Auf der Münchner Sicherheitskonferenz ringen die Nato-Staaten damit, wie sie auf die russische Aufrüstung mit Mittelstreckenwaffen antworten sollen. Wegen der Stationierung russischer Marschflugkörper haben erst die USA und dann Russland den INF-Vertrag von 1987 aufgekündigt. Das ist der schwerste Schlag gegen die Architektur internationaler Rüstungskontrolle bisher überhaupt. Mit dem INF-Abkommen räumten damals Ronald Reagan und Michail Gorbatschow 2.700 Atomraketen mittlerer Reichweite in Europa ab. Wladimir Putin sorgt nun dafür, dass diese Waffe nach Europa zurückkehrt.

Deshalb war "die Kündigung des INF-Vertrages unabdingbar", sagte Angela Merkel in München und fügte hinzu, dass man nun in Europa dasäße mit den Folgen. Einige Russen im Saal schüttelten den Kopf. Russlands Außenminister Sergeij Lawrow sagte später, die EU habe sich in eine sinnlose Rivalität mit Russland drängen lassen. "Das gesamteuropäische Haus braucht eine Generalsanierung." Russland sei nach wie vor bereit zu Verhandlungen, aber bisher habe es keine Angebote für Konsultationen gegeben.
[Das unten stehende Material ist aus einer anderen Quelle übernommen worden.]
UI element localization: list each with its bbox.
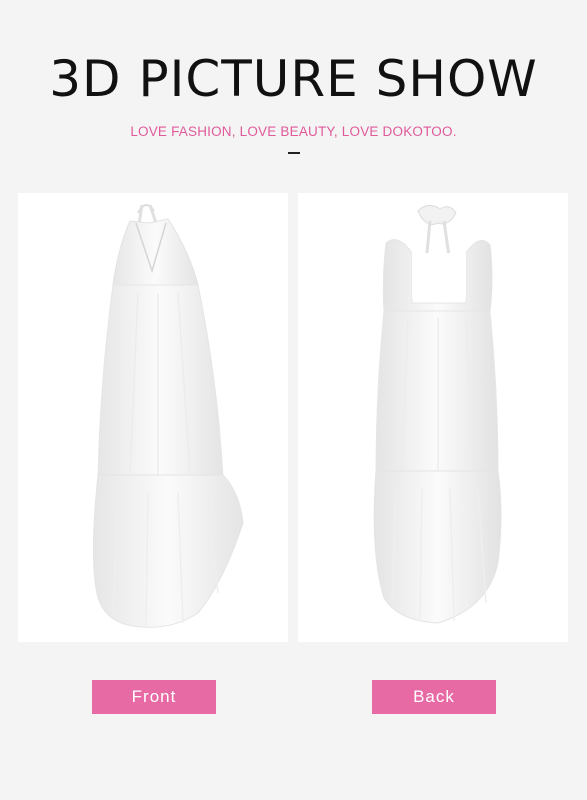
dress-back-image — [373, 205, 502, 624]
front-view-panel — [18, 193, 288, 642]
front-view-button[interactable]: Front — [92, 680, 216, 714]
title-divider — [288, 152, 300, 154]
back-view-panel — [298, 193, 568, 642]
page-subtitle: LOVE FASHION, LOVE BEAUTY, LOVE DOKOTOO. — [130, 124, 457, 139]
back-view-button[interactable]: Back — [372, 680, 496, 714]
dress-front-image — [92, 204, 244, 628]
page-title: 3D PICTURE SHOW — [49, 50, 538, 108]
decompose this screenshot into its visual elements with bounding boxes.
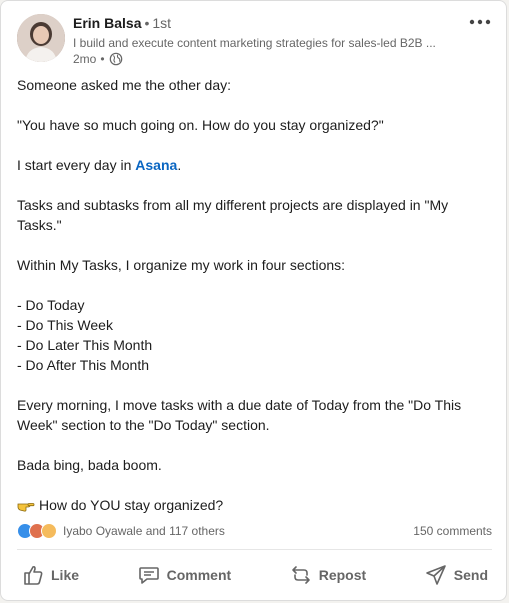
action-bar: Like Comment Repost Send — [9, 555, 500, 595]
body-line: "You have so much going on. How do you s… — [17, 117, 384, 133]
repost-label: Repost — [318, 567, 367, 583]
post-card: Erin Balsa • 1st I build and execute conte… — [0, 0, 507, 601]
send-button[interactable]: Send — [412, 557, 500, 593]
reactors-names-link[interactable]: Iyabo Oyawale and 117 others — [63, 524, 225, 538]
send-label: Send — [453, 567, 488, 583]
comment-label: Comment — [166, 567, 232, 583]
body-line: Someone asked me the other day: — [17, 77, 232, 93]
section-list-item: - Do After This Month — [17, 357, 150, 373]
body-line-prefix: I start every day in — [17, 157, 136, 173]
author-headline[interactable]: I build and execute content marketing st… — [73, 36, 438, 50]
body-line: I start every day in Asana. — [17, 155, 492, 175]
thumbs-up-icon — [24, 565, 43, 585]
closing-question: How do YOU stay organized? — [39, 497, 224, 513]
author-name[interactable]: Erin Balsa — [73, 15, 141, 31]
post-time: 2mo — [73, 52, 97, 66]
social-counts: Iyabo Oyawale and 117 others 150 comment… — [17, 521, 492, 541]
connection-degree: 1st — [152, 15, 172, 31]
reactions-summary[interactable] — [17, 523, 57, 539]
ellipsis-icon — [469, 19, 491, 25]
globe-icon — [109, 52, 123, 66]
post-meta: 2mo • — [73, 52, 123, 66]
section-list-item: - Do Today — [17, 297, 85, 313]
body-line: Within My Tasks, I organize my work in f… — [17, 257, 346, 273]
body-line: Bada bing, bada boom. — [17, 457, 162, 473]
bullet-separator: • — [144, 15, 150, 31]
comments-count-link[interactable]: 150 comments — [413, 524, 492, 538]
repost-button[interactable]: Repost — [277, 557, 378, 593]
avatar[interactable] — [17, 14, 65, 62]
comment-button[interactable]: Comment — [125, 557, 244, 593]
body-line-suffix: . — [177, 157, 182, 173]
pointing-hand-icon — [17, 497, 35, 512]
like-label: Like — [51, 567, 80, 583]
like-button[interactable]: Like — [9, 557, 91, 593]
section-list-item: - Do Later This Month — [17, 337, 153, 353]
body-line: How do YOU stay organized? — [17, 495, 492, 515]
more-options-button[interactable] — [463, 11, 497, 33]
comment-icon — [138, 567, 159, 584]
section-list-item: - Do This Week — [17, 317, 113, 333]
post-body: Someone asked me the other day: "You hav… — [17, 75, 492, 515]
body-line: Tasks and subtasks from all my different… — [17, 197, 449, 233]
author-name-row: Erin Balsa • 1st — [73, 15, 171, 31]
insightful-reaction-icon — [41, 523, 57, 539]
asana-mention-link[interactable]: Asana — [135, 157, 177, 173]
send-icon — [425, 565, 446, 585]
body-line: Every morning, I move tasks with a due d… — [17, 397, 462, 433]
repost-icon — [291, 566, 310, 584]
divider — [17, 549, 492, 550]
bullet-separator: • — [100, 52, 105, 66]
Die russischen Streitkräfte behaupten, ihre nuklearen Mittelstreckenwaffen würden nur 480 Kilometer weit reichen. Niemand außer Moskau glaubt dieser Behauptung. Die 64 Marschflugkörper sind auf vier Bataillone im europäischen Teil Russlands verteilt, sie haben nach westlichen Erkenntnissen eine Reichweite von mindestens 2.000 Kilometern. Das Ziel kann damit nur Europa sein.

Deutschlands erster Globalisierer ist Außenminister Heiko Maas

Zwei Gruppen streiten über die richtige Antwort: die Globalisierer der Abrüstung und die Europa-Abrüster. Und dann gibt es noch jene, die gar keine Abrüstung wollen. Letztere sind vielleicht die wichtigsten. Aber sie reden nicht. Sie sitzen in den Regierungen und unter den Streitkräften der Atommächte. Sie haben in Russland dafür gesorgt, dass die Marschflugkörper aufgestellt wurden. Und in Washington dafür, dass auch die USA aus dem INF-Vertrag ausstiegen. Kann man sie einhegen?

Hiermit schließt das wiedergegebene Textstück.